この大作家の作品群の中に、『ビルマの日々』という少々マイナーな作品があります。自分の体験を元にした小説であり、ここに登場するのが、植民地で警察となったイギリス人。
オーウェル自身も親がインドでアヘンを栽培していた関係から、生まれはインドであり、イギリスで学校を出たあとは再びインドに戻り、現地で警察官の訓練を受けた後に、実際にインド周辺の各地で警察官として赴任した経験があります。
ゾウが町中で暴れ、現地人に自分がそれを抑えるようにいわれて困惑した。というエピソードがこの作品の中に登場します。このエピソードこそ、オーウェル自身の体験と言われておりまして、イギリス人である彼は、現地の治安維持に責任を負っていました。
もちろん、ゾウの鎮圧などは危険なので絶対にやりたくない仕事。
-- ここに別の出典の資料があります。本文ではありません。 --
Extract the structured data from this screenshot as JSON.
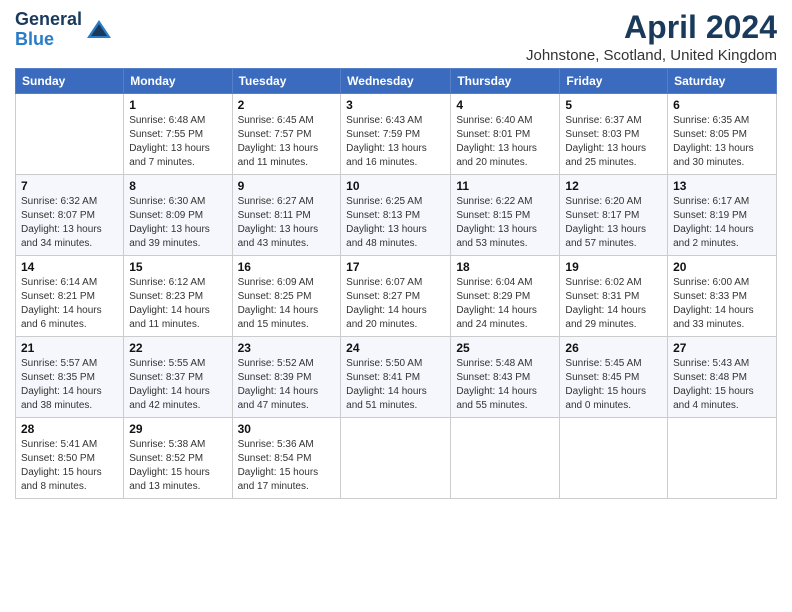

それでも「マスター」であるイギリス人として、彼はやりたくない仕事を押し付けられてしまうわけです。
この時にオーウェル自身が感じたのが、
「支配しているのに支配されている」
という不思議なパラドックスです。
植民地という「システム」の中では、インド人を支配している側である彼の立場は高いわけですが、ゾウが暴れるような事態に直面すると、なまじ「マスター」として責任があるために、逆に現地民からもその責任を負うように期待されてしまうのです。
本来は支配している側であるはずのイギリス人が、逆に、支配されている側のはずのインド人から責任を負わされて、まるで支配されているかのようなプレッシャーに遭遇する…。
ここではいわば、「支配関係のパラドックス」が生じてしまっているわけです。